A processor entering the barrier first checks if arrive_counter is 0. If so, this means that it is the first processor entering the barrier. It then needs to check if the leave_counter is equal to P. If it is, we know that no other threads are in the barrier so we can mark the barrier as being in effect by setting the flag to 0. If leave_counter is not P, we release the lock and loop until it is equal to P. This is because if leave_counter is less than P, it must be the case at least one processor is still in a previous barrier. If we did not ensure all processors had left the previous barrier with leave_counter, it would be possible to have deadlock since the processor in the previous barrier could continue looping on while(b->flag == 0); and never leave the previous barrier if we reset the flag to 0 before it notices the previous barrier ended. In that case arrive_counter would never equal P since the processor from the previous barrier would not increment it. In lecture 18, slide 22 you can see an incorrect barrier implementation that has this problem.

Once we know no processors are in a previous barrier, we can set the flag. Then we increment arrive_counter since we have arrived in the new barrier.

If we are the last arriver (i.e. arrived == p), we reset the arrive_counter is 0 and set the leave_counter to 1 since we are leaving the barrier. Additionally we set the flag to 1 to indicate the barrier is over. If we are not the last processor, we loop until the last arriver sets the flag to 1 and then atomically increment leave_counter so we correctly count how many processors have left the barrier.

Sense Reversal

An important detail about barrier implementations is that because they use counters to track the number of processors or threads which have arrived at the barrier, they must be reset after all of the processors or threads leave.

In the aforementioned centralized barrier, there are two places in the code where the processors potentially have to busy-wait for other threads in the barrier. The following centralized barrier implementation incorporates sense reversal, an optimization which incorporates a local variable to each processor which allows the terminal state of one exit from the barrier to act as the initial state for a subsequent entry.

Centralized barrier with sense reversal

There are a number of differences between this and the previous implementation. First, note that the barrier structure has a single counter, as opposed to an arrive counter and a leave counter. Also, a local_sense variable is introduced.

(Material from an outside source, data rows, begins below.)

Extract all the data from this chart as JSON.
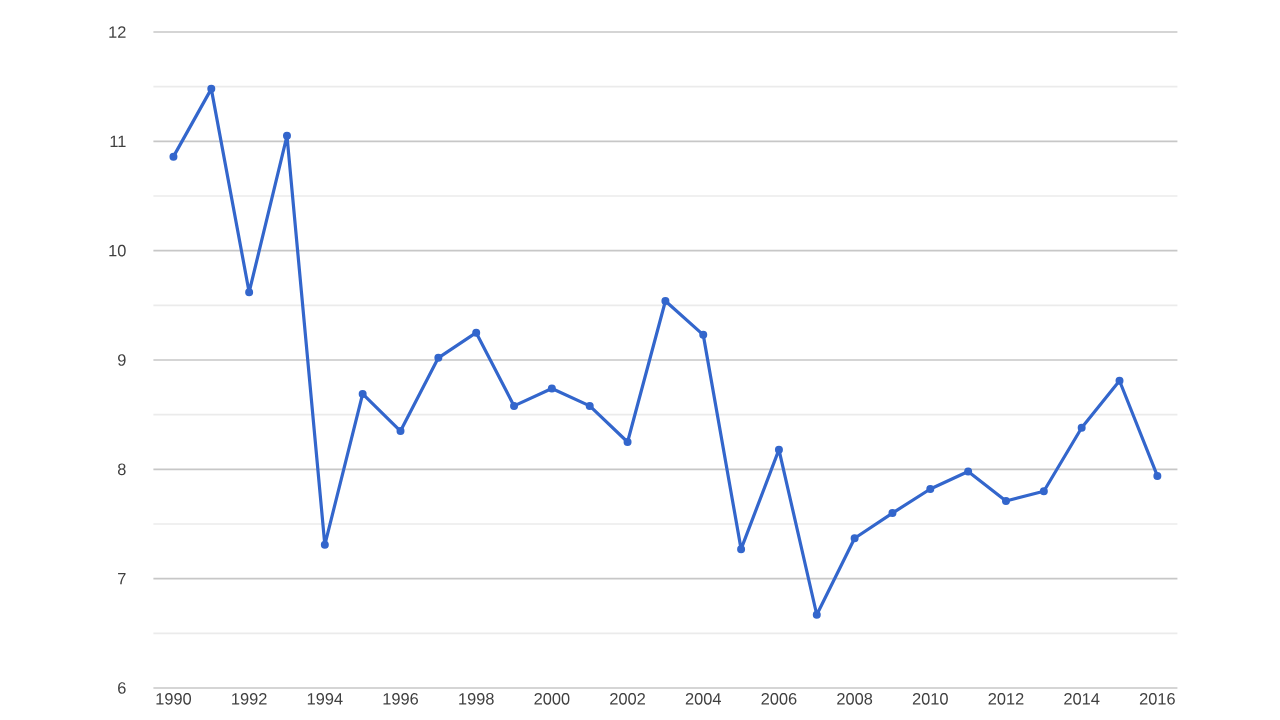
{
  "chart_data": {
    "type": "line",
    "x": [
      1990,
      1991,
      1992,
      1993,
      1994,
      1995,
      1996,
      1997,
      1998,
      1999,
      2000,
      2001,
      2002,
      2003,
      2004,
      2005,
      2006,
      2007,
      2008,
      2009,
      2010,
      2011,
      2012,
      2013,
      2014,
      2015,
      2016
    ],
    "series": [
      {
        "color": "#3366cc",
        "values": [
          10.86,
          11.48,
          9.62,
          11.05,
          7.31,
          8.69,
          8.35,
          9.02,
          9.25,
          8.58,
          8.74,
          8.58,
          8.25,
          9.54,
          9.23,
          7.27,
          8.18,
          6.67,
          7.37,
          7.6,
          7.82,
          7.98,
          7.71,
          7.8,
          8.38,
          8.81,
          7.94
        ]
      }
    ],
    "xlim": [
      1989.47,
      2016.53
    ],
    "xticks": [
      1990,
      1992,
      1994,
      1996,
      1998,
      2000,
      2002,
      2004,
      2006,
      2008,
      2010,
      2012,
      2014,
      2016
    ],
    "ylim": [
      6,
      12
    ],
    "yticks": [
      6,
      {
        "value": 6.5,
        "label": null
      },
      7,
      {
        "value": 7.5,
        "label": null
      },
      8,
      {
        "value": 8.5,
        "label": null
      },
      9,
      {
        "value": 9.5,
        "label": null
      },
      10,
      {
        "value": 10.5,
        "label": null
      },
      11,
      {
        "value": 11.5,
        "label": null
      },
      12
    ],
    "grid": "y",
    "marker": "circle",
    "line_style": "solid",
    "legend": false
  }
}
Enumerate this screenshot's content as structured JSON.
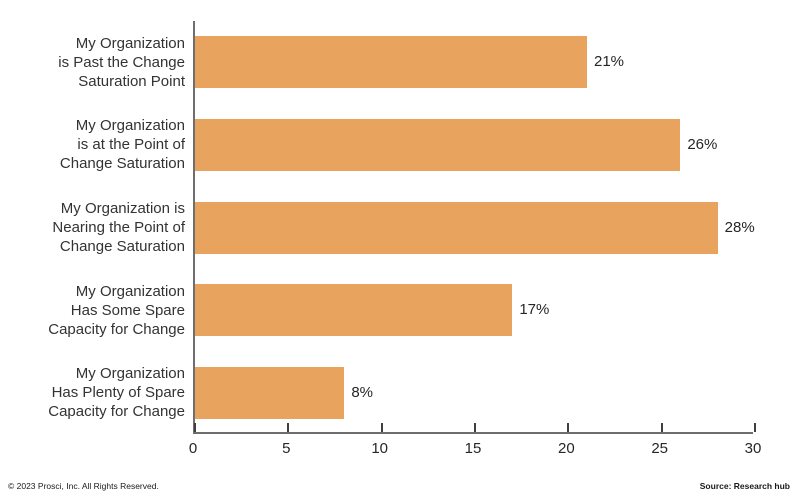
{
  "chart_data": {
    "type": "bar",
    "orientation": "horizontal",
    "title": "",
    "xlabel": "",
    "ylabel": "",
    "grid": false,
    "legend": null,
    "categories": [
      "My Organization\nis Past the Change\nSaturation Point",
      "My Organization\nis at the Point of\nChange Saturation",
      "My Organization is\nNearing the Point of\nChange Saturation",
      "My Organization\nHas Some Spare\nCapacity for Change",
      "My Organization\nHas Plenty of Spare\nCapacity for Change"
    ],
    "values": [
      21,
      26,
      28,
      17,
      8
    ],
    "value_labels": [
      "21%",
      "26%",
      "28%",
      "17%",
      "8%"
    ],
    "xlim": [
      0,
      30
    ],
    "xticks": [
      0,
      5,
      10,
      15,
      20,
      25,
      30
    ],
    "colors": {
      "bar": "#E8A45E",
      "axis": "#6E6E6E",
      "tick": "#3F3F3F",
      "text": "#262626"
    }
  },
  "footer": {
    "copyright": "© 2023 Prosci, Inc. All Rights Reserved.",
    "source": "Source: Research hub"
  }
}
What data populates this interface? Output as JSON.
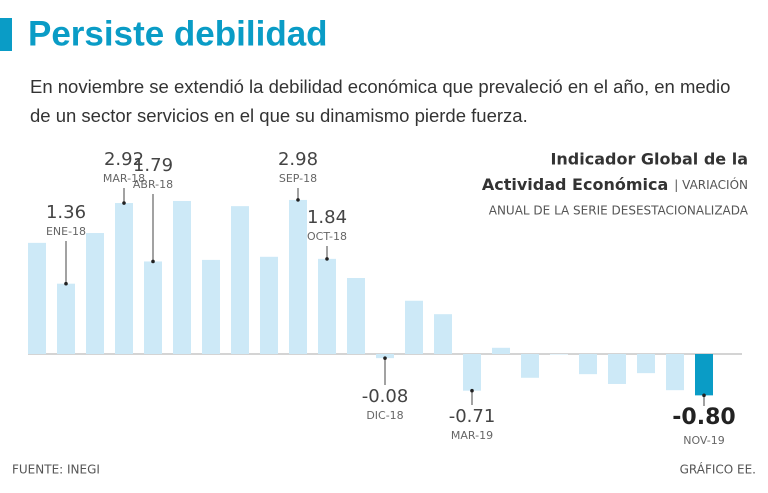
{
  "title": "Persiste debilidad",
  "subtitle": "En noviembre se extendió la debilidad económica que prevaleció en el año, en medio de un sector servicios en el que su dinamismo pierde fuerza.",
  "chart_data": {
    "type": "bar",
    "title_line1": "Indicador Global de la",
    "title_line2": "Actividad Económica",
    "note_line1": "| VARIACIÓN",
    "note_line2": "ANUAL DE LA SERIE DESESTACIONALIZADA",
    "categories": [
      null,
      "ENE-18",
      null,
      "MAR-18",
      "ABR-18",
      null,
      null,
      null,
      null,
      "SEP-18",
      "OCT-18",
      null,
      "DIC-18",
      null,
      null,
      "MAR-19",
      null,
      null,
      null,
      null,
      null,
      null,
      null,
      "NOV-19"
    ],
    "values": [
      2.15,
      1.36,
      2.34,
      2.92,
      1.79,
      2.96,
      1.82,
      2.86,
      1.88,
      2.98,
      1.84,
      1.47,
      -0.08,
      1.03,
      0.77,
      -0.71,
      0.12,
      -0.46,
      0,
      -0.39,
      -0.58,
      -0.37,
      -0.7,
      -0.8
    ],
    "value_labels": [
      null,
      "1.36",
      null,
      "2.92",
      "1.79",
      null,
      null,
      null,
      null,
      "2.98",
      "1.84",
      null,
      "-0.08",
      null,
      null,
      "-0.71",
      null,
      null,
      null,
      null,
      null,
      null,
      null,
      "-0.80"
    ],
    "color": "#cde9f7",
    "highlight_color": "#0a9cc6"
  },
  "footer": {
    "source": "FUENTE: INEGI",
    "credit": "GRÁFICO EE."
  }
}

This variable is private to each processor and is initialized to 0 (the initial value is irrelevant, but it is important that each processor has the same initial value for the variable). local_sense is used in the barrier function to check whether all of the processors have arrived at the barrier, and can only take one of two values (0 or 1).

The barrier is implemented as follows. When a processor enters a barrier, the value of local_sense is set to 1 if the previous value was 0, and 0 if the previous value was 1. The processor then increments the counter in the barrier, and checks if all of the processors have arrived at the barrier. In the case that all processors have not yet arrived, the processor spins on the condition that the flag field of the barrier is not equal to the private local_sense variable. Otherwise, if the processor is the last processor to arrive at the barrier, the counter is reset to 0, and the flag is set to local_sense. At this point, the other processors will exit their while loops.

Sense reversal is correct and does not deadlock in the case of even and odd numbered barriers (e.g. some processors enter a second barrier while others are still leaving the first one), because the exit condition (b.flag != local_sense) for two consecutive barriers will be different (0 in one, and 1 in the other).

Thus, this optimization reduced the number of processors spinning, and reduces the number of accesses to the shared barrier variable.

Combining Trees

One problem with a centralized barrier is that there is high contention for the barrier. This is illustrated in the following figure (left):

Combining trees

We see that in this case, contention causes O(P) latency where, P is the number of processes. One way to remedy this problem is to use Combining Trees (right), which better exploit parallelism in interconnect topologies. When a process arrives at a barrier, it performs an atomicIncr() operation on it's parent's counter until the process recurses to the root. In order to release, each parent, beginning from the root, will notify it's children. The latency in this case is O(lg(P)).

Questions

Can there exist a scenario where the processors are either entering or exiting three different barriers?
Name an example scenario where you might use a barrier.
What are some specific examples of interconnect topologies that would allow for the use of Combining Trees?
Would the barrier implementation given in this article have any issues in a non-sequentially consistent memory system?